With 34% of regional respondents and 39% nationally stating they were not confident they could afford rising costs of living, many are making changes to their spending habits as a result.
About 61% of total regional respondents said they are cutting back on non-essential spending, compared to 69% nationally, while 42% of regional respondents said they are delaying a large purchase like a home, car or furniture.
Two key factors play a role in that concern — rising costs and inflated interest rates.
“High interest rates are making borrowing more expensive,” said Shari Kruzinski, Executive Vice President and Chief Consumer Banking Officer at WSFS Bank.
However, one silver lining Kruzinski finds in this is the opportunity to earn more on your savings through tools like High Yield Money Markets and Certificates of Deposit (CDs).
“The most important thing is to strive to maintain a balanced budget. If you need more assistance, consider setting up an appointment with your local banker to discuss the accounts, products and services that may work best for your unique financial situation,” she added.
With the current economic environment, about 52% of regional respondents said that building an emergency fund is their top goal. This is followed closely by 49% stating increasing their savings in their retirement accounts, and 47% saying paying off debts.
Respondents point to financial education as the leading catalyst for financial confidence. However, it’s something that isn’t equally accessible to all.
Regionally, 44% felt they did not receive enough financial education and guidance about managing their finances; a figure that rises to 52% nationally.
Black regional respondents were more likely to agree with that sentiment (55%), compared to 45% of White and 30% of Latino/Hispanic respondents, respectively.
“Financial education plays a key role in building the confidence needed to achieve many major goals in life,” said Vernita Dorsey, Senior Vice President, Director of Community Strategy at WSFS Bank. “We understand the importance of working with the broader community to provide key lessons to students and adults of all age ranges.
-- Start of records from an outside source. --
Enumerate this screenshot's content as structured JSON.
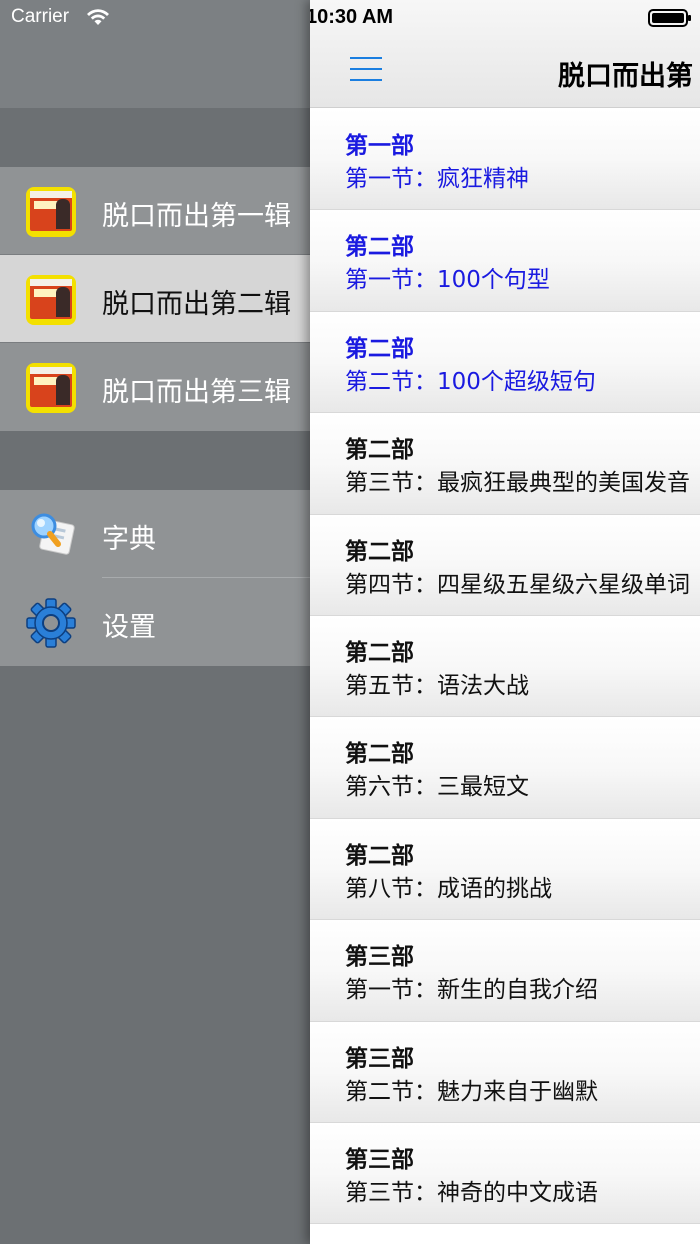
{
  "status_bar": {
    "carrier": "Carrier",
    "time": "10:30 AM"
  },
  "drawer": {
    "collections": [
      {
        "label": "脱口而出第一辑",
        "active": false
      },
      {
        "label": "脱口而出第二辑",
        "active": true
      },
      {
        "label": "脱口而出第三辑",
        "active": false
      }
    ],
    "tools": [
      {
        "label": "字典",
        "icon": "dictionary-icon"
      },
      {
        "label": "设置",
        "icon": "gear-icon"
      }
    ]
  },
  "navbar": {
    "title": "脱口而出第",
    "menu_icon": "hamburger-menu-icon"
  },
  "lessons": [
    {
      "part": "第一部",
      "section": "第一节：疯狂精神",
      "visited": true
    },
    {
      "part": "第二部",
      "section": "第一节：100个句型",
      "visited": true
    },
    {
      "part": "第二部",
      "section": "第二节：100个超级短句",
      "visited": true
    },
    {
      "part": "第二部",
      "section": "第三节：最疯狂最典型的美国发音",
      "visited": false
    },
    {
      "part": "第二部",
      "section": "第四节：四星级五星级六星级单词",
      "visited": false
    },
    {
      "part": "第二部",
      "section": "第五节：语法大战",
      "visited": false
    },
    {
      "part": "第二部",
      "section": "第六节：三最短文",
      "visited": false
    },
    {
      "part": "第二部",
      "section": "第八节：成语的挑战",
      "visited": false
    },
    {
      "part": "第三部",
      "section": "第一节：新生的自我介绍",
      "visited": false
    },
    {
      "part": "第三部",
      "section": "第二节：魅力来自于幽默",
      "visited": false
    },
    {
      "part": "第三部",
      "section": "第三节：神奇的中文成语",
      "visited": false
    }
  ],
  "colors": {
    "visited_text": "#1a1ae0",
    "accent": "#1a7ee0",
    "drawer_bg": "#6c7073"
  }
}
Learning is lifelong, and I encourage consumers to use tools like the for tips and resources, in addition to our in-person Associate led workshops to further build their financial confidence.”
About 71% of regional respondents said they wish they had received more financial education, compared to 64% nationally.
Meanwhile, about 62% in the region said they found it easy to access financial products to meet their individual needs, with Hispanic respondents most likely to agree (68%), followed by 64% of White and 47% of Black respondents, respectively.
While inflation and rising costs have continued to have a major impact on many consumers’ financial security and goals, financial literacy and financial access are important factors in building the confidence of consumers’ to weather the storm.